Boner and Curtains were in my living room playing video games on a console they must have brought themselves while Heckler and Blade cheered them on, betting on the outcome. Cleo went to Axe-Man, who sat in my window seat looking out at the snow falling lightly in the street as if each flake was a memory he was desperate not to miss.
Out the window on the back door, I could make out Kodiak teaching Ransom how to pull his gun seamlessly from his holster.
Everyone was there.
My entire biker family.
Except Priest.
“Hey, sweet Bea,” Loulou called when she saw me standing silently in the middle of the chaos. She moved out of the circle of her husband’s arms and came to me, kissing me on the cheek and offering Angel the chance to do the same. “How’s my sunshine girl today?”
Angel pulled at my hair, then pulled at her own as she giggled, obviously delighted we shared the same pale curls. I took her from Loulou so I could drag in a deep breath of her sweet-scented hair.
Unsurprisingly, she smelled of cherries.
“I’m okay,” I told her honestly. Even though I felt overwhelmed with emotion, it was mostly happiness tinged with a cloud of malcontent. I wondered obsessively where Priest might be and why he was absent from such a gathering again.
If it was self-imposed isolation or deliberate on the part of the club.
“You look tired,” Lou noticed, reaching out to cup my cheek. “I wish you’d stayed with us again last night. I feel better when I know you’re safe.”
“I was safe.” There was nowhere safer for me than at Priest’s side. “And honestly, I loved staying with you guys, but I missed my own space.”

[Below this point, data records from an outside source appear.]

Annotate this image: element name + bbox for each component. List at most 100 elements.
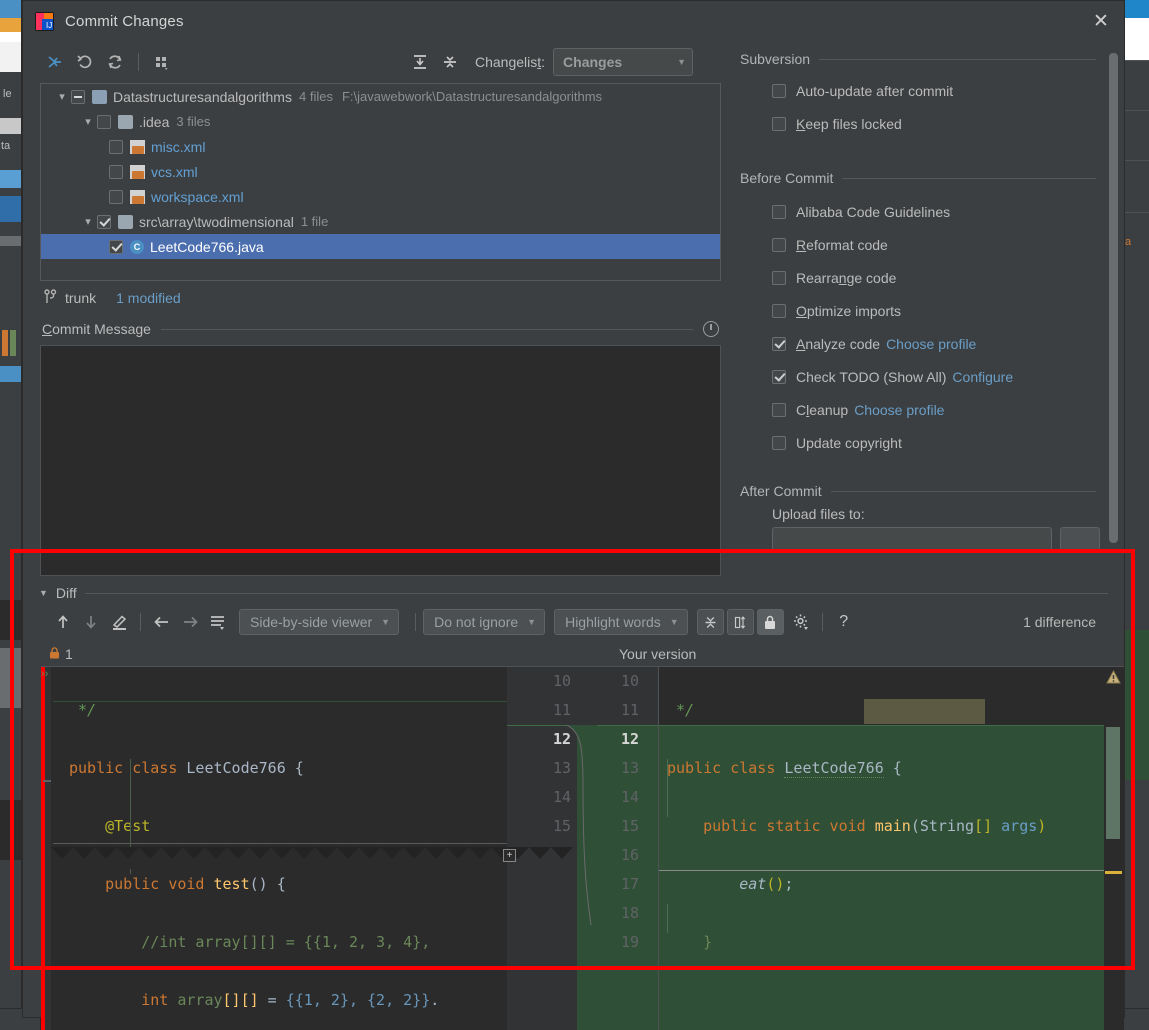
diff-markers-column[interactable] [1104, 667, 1124, 1030]
checkbox[interactable] [772, 303, 786, 318]
checkbox[interactable] [772, 435, 786, 450]
lock-status: 1 [27, 646, 73, 662]
expand-fold-icon[interactable]: + [503, 849, 516, 862]
tree-checkbox[interactable] [109, 189, 123, 204]
previous-difference-icon[interactable] [49, 609, 77, 635]
option-label: Auto-update after commit [796, 82, 954, 99]
section-header-after-commit: After Commit [740, 483, 1124, 499]
upload-path-input[interactable] [772, 527, 1052, 551]
option-cleanup[interactable]: Cleanup Choose profile [740, 393, 1124, 426]
clock-icon[interactable] [703, 321, 719, 337]
lock-icon [49, 646, 60, 662]
options-scrollbar[interactable] [1109, 53, 1118, 543]
collapse-to-selection-icon[interactable] [40, 48, 70, 76]
checkbox[interactable] [772, 402, 786, 417]
checkbox[interactable] [772, 270, 786, 285]
section-rule [84, 592, 1108, 594]
checkbox[interactable] [772, 204, 786, 219]
next-difference-icon[interactable] [77, 609, 105, 635]
section-title: After Commit [740, 483, 822, 499]
tree-row[interactable]: ▾ .idea 3 files [41, 109, 720, 134]
tree-checkbox[interactable] [97, 214, 111, 229]
option-update-copyright[interactable]: Update copyright [740, 426, 1124, 459]
tree-row[interactable]: workspace.xml [41, 184, 720, 209]
branch-name: trunk [65, 290, 97, 306]
modified-count[interactable]: 1 modified [116, 290, 181, 306]
accept-right-icon[interactable] [176, 609, 204, 635]
toolbar-separator [138, 53, 139, 71]
changelist-value: Changes [563, 54, 623, 70]
option-analyze-code[interactable]: Analyze code Choose profile [740, 327, 1124, 360]
tree-checkbox[interactable] [109, 139, 123, 154]
revert-icon[interactable] [70, 48, 100, 76]
cleanup-choose-profile-link[interactable]: Choose profile [854, 402, 944, 418]
checkbox[interactable] [772, 116, 786, 131]
tree-row[interactable]: misc.xml [41, 134, 720, 159]
changes-file-tree[interactable]: ▾ Datastructuresandalgorithms 4 files F:… [40, 83, 721, 281]
close-icon[interactable]: ✕ [1078, 1, 1124, 41]
chevron-down-icon[interactable]: ▾ [81, 115, 95, 128]
tree-row[interactable]: ▾ Datastructuresandalgorithms 4 files F:… [41, 84, 720, 109]
section-header-subversion: Subversion [740, 51, 1124, 67]
help-question-icon[interactable]: ? [830, 609, 858, 635]
commit-message-input[interactable] [40, 345, 721, 576]
todo-configure-link[interactable]: Configure [952, 369, 1013, 385]
toolbar-separator [821, 613, 823, 631]
option-reformat-code[interactable]: Reformat code [740, 228, 1124, 261]
accept-left-icon[interactable] [148, 609, 176, 635]
deleted-marker[interactable] [1105, 871, 1122, 874]
scrollbar-thumb[interactable] [1109, 53, 1118, 543]
group-by-icon[interactable] [147, 48, 177, 76]
settings-gear-icon[interactable] [787, 609, 815, 635]
tree-row[interactable]: C LeetCode766.java [41, 234, 720, 259]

Lou bit her lip but nodded. “Okay, I can understand that. Did…did Priest stay with you last night?”
I ducked behind a sheaf of hair, ostensibly to pepper kisses all over pretty Angel’s plump cheeks, but mostly to hide from my observant sister.
She sighed, but then her arms were around me, and all I could feel was her soft embrace. “Oh, honey, I can’t say I don’t wish you could’ve picked someone a helluva lot easier to love, but you’re a Lafayette, so I guess I should’ve been prepared.”
I grinned at her when she pulled away. “We tend to like dangerous men.”
Both of us looked over at Phillipa, who appeared behind Smoke’s massive back, laughing at something he said. Maja and Buck sat with them at my dining room table, the older contingent of the club shooting the shit together.
“You think she’s finally going to agree to go out with him?” I asked Lou.
She shook her head, absently playing with Angel’s little foot. “She’s too scared to be different.”
“Different isn’t bad,” I declared even though I knew my sister had already learned that lesson. “Just because something is different than the norm doesn’t make it intrinsically bad. Why do people fear so much what they don’t automatically understand?”
“People want to be prepared. If they know what’s coming, they don’t fear it. People who act outside the law and normal social mores like the club are aberrations. They don’t know what we’ll do in any given circumstance, and that’s frightening to them.”
“I wonder if that’s why the killer is targeting people they feel are on the fringes of society. The prostitute, the First Nations’ woman, the teacher who had an affair with Kodiak…” I mused. “Maybe the killer is trying to cull chaos.”
Loulou snorted, eyeing the mess of bodies and noise surrounding us. “Good luck to them if they want to cull all this.”
I shivered even though she was joking. I knew the mind of a serial killer. A massive, thriving outlaw organization like The Fallen would be a big, red target for someone obsessed with conformity.
“Don’t look so scared, little Lafayette,” Z said as he stalked up to his wife and claimed her again with a big hand at the dip in her waist. Monster scowled at me and shook his fist as if to emphasise his father’s point. “We got the club on alert, nothin’s gonna happen to ya, yeah?”
I bit my lip because I wasn’t worried about something happening to me. I was worried about them.
“Why did you guys all come over?” I asked, desperate to change the topic and rid myself of this persistent forbidding chill. “You know I have to leave for Church in an hour?”
Harleigh Rose appeared beside me and slung an arm around my shoulders. “Are you kidding? You’re being obsessed over by a killer. You’re lucky we even let you out of our sight.”
“Which is why you must be at our place for dinner tonight,” Cressida declared from her spot on the ground, snuggled up at King’s side. Prince babbled happily from her arms, and I felt something like envy tighten my womb. “I’m making apple pie for dessert.”